The latter is changing from coal exporter to net importer, while even the limited liberalization of the Indian coal sector has prompted massive Indian investment in Mozambican coal prospects to secure feedstock for its domestic industries.
China's net coal imports increased 29% last year, with the focus on Mozambique's strength: coking coal.

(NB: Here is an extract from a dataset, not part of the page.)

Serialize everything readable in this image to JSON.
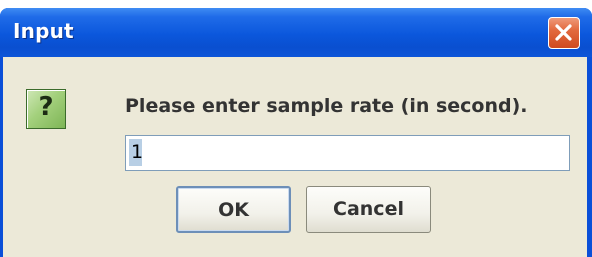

Chinese annual demand for coking coal stood at 540 million mt in 2010, but domestic production reached just 380 million mt.
Given China and India's rapidly growing demand for steel, their coking coal requirements are expected to continue to exceed their domestic output by an increasingly wide margin.
Mozambique comprises a long slither of territory on the southeast coast of Africa, with nowhere very far from the sea.
However, the lack of infrastructure in the northern two-thirds of the country provides huge challenges to the mining industry.
Most of the country saw very little development during almost 500 years of Portuguese colonial rule, while the civil war that raged from independence in 1974 until 1992 resulted in the widespread devastation of most of the limited infrastructure that did exist.
Surveys undertaken in northern Mozambique as late as the 1990s found that people in some areas did not even realize they lived in Mozambique.
Over the past two decades, the country has enjoyed stable government and has experienced average economic growth of 8.5%, albeit from a very low base.
The government in Maputo and the international donor community have prioritized the redevelopment of the colonial era railway network and the country's ports as a means of spreading the economic recovery beyond Maputo and its immediate environs.
As in much of Africa, colonial era railway lines were developed to export agricultural and mineral commodities to the metropolitan power and tended to run directly from inland provinces to the nearest available coastal port.
As a result, Mozambican railways run west to east to Indian Ocean ports, but are not connected to each other. (See related map: Mozambique coal and power).
Under World Bank direction, the nation's main ports and railways are now operated under concession by foreign consortia, sometimes including state-owned transport utility Portos e Caminhos de Ferro de Mocambique.
Mozambique already has one coal export facility, Matola Coal Terminal, but this is located in the far south of the country and is designed to handle South African rather than domestic coal exports.
Two other, more conveniently located ports have been earmarked to handle the huge volumes of coal that will be mined in Tete: Beira and Nacala.
Both are currently rather small ports with limited cargo handling capacity, but they will be expected to handle huge volumes of coal exports in the near future.
Beira is located in Sofala Province to the south of Tete Province and is connected to the Moatize Basin by the Sena railway.
Berth 8 at Beira is being prepared to handle up to 6 million mt/year of coal, but a dedicated coal terminal is to be developed to serve both Vale and Riversdale.
Government and CFM officials have provided varying estimates on the handling capacity of the planned terminal ranging from 12 million mt/year to 24 million mt/year, but the precise details remain to be determined.
A CFM spokesperson announced in August that a consultant was being sought to secure funding for the project, which will probably be developed and operated by a combined consortium of foreign investors and CFM.
Work on dredging Beira harbor was completed in July, allowing coal carrying vessels of up to 60,000 mt dwt to use the port.
Further work is likely to be carried out by a dedicated dredger to enable larger coal ships to enter the harbor.
In July, the Danish International Development Agency agreed to provide €40 million ($57.9 million) to enable the purchase of the vessel.